Lula e a "herança maldita"

O primeiro contrato de concessão do governo Lula é o da licitação de linhas de transmissão de energia elétrica. A Cláusula Sexta do Contrato de Concessão delibera sobre a receita do serviço; e a Terceira Subcláusula, sobre o indexador. O reajuste consistirá na receita anual permitida do ano anterior corrigida pelo IGP-M, o velho Índice Geral de Preços do Mercado da Fundação Getúlio Vargas, já chamado de "entulho autoritário" e "herança maldita" pelo governo Lula.
Isso ocorre em um momento em que a aplicação desse índice nos contratos de telefonia leva o governo a falar em mudar as agências reguladoras, o Congresso, a anunciar uma CPI, e o ministro das Comunicações, Miro Teixeira, a conclamar os consumidores do país inteiro a entrar na Justiça contra as concessionárias.
E por que o próprio governo Lula utilizou a "herança maldita" em seu primeiro contrato de concessão? Porque nenhum investidor vai colocar um tostão em obras de infra-estrutura, de retorno lento, sem um indexador que preserve não apenas o valor do investimento em reais como em dólares.
O que ocorreu, nesse episódio, foi uma confusão terrível em que perdemos todos -o país, os consumidores, a Anatel (Agência Nacional de Telecomunicações), o Ministério das Comunicações e o governo Lula.
Como lembra o advogado Pedro Dutra, especialista em regulação, o modelo tarifário previsto na privatização das telecomunicações brasileiras é eficiente e se baseou na Inglaterra. Ele prevê dois processos. Um, o do reajuste, visando manter integral o valor da tarifa. O outro, o da revisão, quando ocorre desequilíbrio em um dos fatores que compõem o contrato. Em cima desses dois, criou-se um redutor de produtividade. A cada ano as tarifas, reajustadas, são reduzidas por índices crescentes, obrigando as concessionárias a melhorar continuamente sua produtividade.
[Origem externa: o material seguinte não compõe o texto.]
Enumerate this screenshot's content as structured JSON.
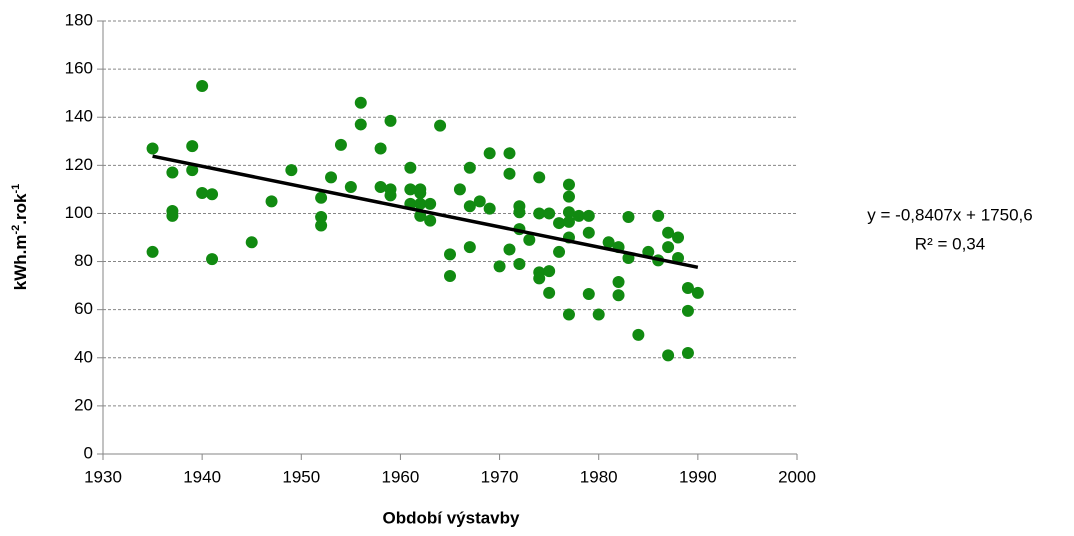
{
  "chart_data": {
    "type": "scatter",
    "x_label": "Období výstavby",
    "y_label": [
      "kWh.m",
      "-2",
      ".rok",
      "-1"
    ],
    "color": "#118a11",
    "x": [
      1935,
      1935,
      1937,
      1937,
      1937,
      1939,
      1939,
      1940,
      1940,
      1941,
      1941,
      1945,
      1947,
      1949,
      1952,
      1952,
      1952,
      1953,
      1954,
      1955,
      1956,
      1956,
      1958,
      1958,
      1959,
      1959,
      1959,
      1961,
      1961,
      1961,
      1962,
      1962,
      1962,
      1962,
      1963,
      1963,
      1964,
      1965,
      1965,
      1966,
      1967,
      1967,
      1967,
      1968,
      1969,
      1969,
      1970,
      1971,
      1971,
      1971,
      1972,
      1972,
      1972,
      1972,
      1973,
      1974,
      1974,
      1974,
      1974,
      1975,
      1975,
      1975,
      1976,
      1976,
      1977,
      1977,
      1977,
      1977,
      1977,
      1977,
      1978,
      1979,
      1979,
      1979,
      1980,
      1981,
      1982,
      1982,
      1982,
      1983,
      1983,
      1984,
      1985,
      1986,
      1986,
      1987,
      1987,
      1987,
      1988,
      1988,
      1989,
      1989,
      1989,
      1990
    ],
    "values": [
      127,
      84,
      117,
      101,
      99,
      128,
      118,
      153,
      108.5,
      108,
      81,
      88,
      105,
      118,
      98.5,
      95,
      106.5,
      115,
      128.5,
      111,
      146,
      137,
      127,
      111,
      138.5,
      110,
      107.5,
      119,
      110,
      104,
      110,
      108.5,
      99,
      104,
      104,
      97,
      136.5,
      83,
      74,
      110,
      119,
      103,
      86,
      105,
      125,
      102,
      78,
      125,
      116.5,
      85,
      103,
      100.5,
      93.5,
      79,
      89,
      115,
      100,
      75.5,
      73,
      100,
      76,
      67,
      96,
      84,
      112,
      107,
      100.5,
      96.5,
      90,
      58,
      99,
      99,
      92,
      66.5,
      58,
      88,
      86,
      71.5,
      66,
      98.5,
      81.5,
      49.5,
      84,
      99,
      80.5,
      92,
      86,
      41,
      90,
      81.5,
      69,
      59.5,
      42,
      67
    ],
    "trendline": {
      "x": [
        1935,
        1990
      ],
      "values": [
        123.8,
        77.6
      ],
      "color": "#000000",
      "equation": "y = -0,8407x + 1750,6",
      "r2": "R² = 0,34"
    },
    "xlim": [
      1930,
      2000
    ],
    "xticks": [
      1930,
      1940,
      1950,
      1960,
      1970,
      1980,
      1990,
      2000
    ],
    "ylim": [
      0,
      180
    ],
    "yticks": [
      0,
      20,
      40,
      60,
      80,
      100,
      120,
      140,
      160,
      180
    ],
    "grid": true
  }
}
A lei brasileira de telecomunicações foi bem montada, mas tropeçou em aspectos típicos da cultura econômica brasileira. O primeiro, o indexador, o IGP-DI, que é uma cesta de índices inacreditável. Não se podia prever que ele iria descolar, mas descolou.
O contrato de concessão já prevê a revisão tarifária quando algum fator descola. Por isso mesmo, a própria Anatel deveria ter iniciado o contrato de revisão, já que havia indícios veementes desse descolamento de índices. Não o fez. Se tivesse feito, teria chamado a si a discussão técnica do índice.
Aí vem o ministro Miro Teixeira partindo para a guerra. Poderia ter oficiado a Anatel para iniciar o processo de revisão. Tivesse procedido dessa maneira, se converteria em "player" do processo, a imagem do país teria sido preservada e as operadoras não teriam por que reclamar, porque se estaria atuando dentro das regras do jogo.
O modelo não é ruim. O que falta é todos os atores aprenderem a trabalhar dentro dele. E o governo entender que a "herança maldita" do governo anterior não foi o modelo tarifário das concessões. Foi a vulnerabilidade cambial que provocou todos esses desequilíbrios.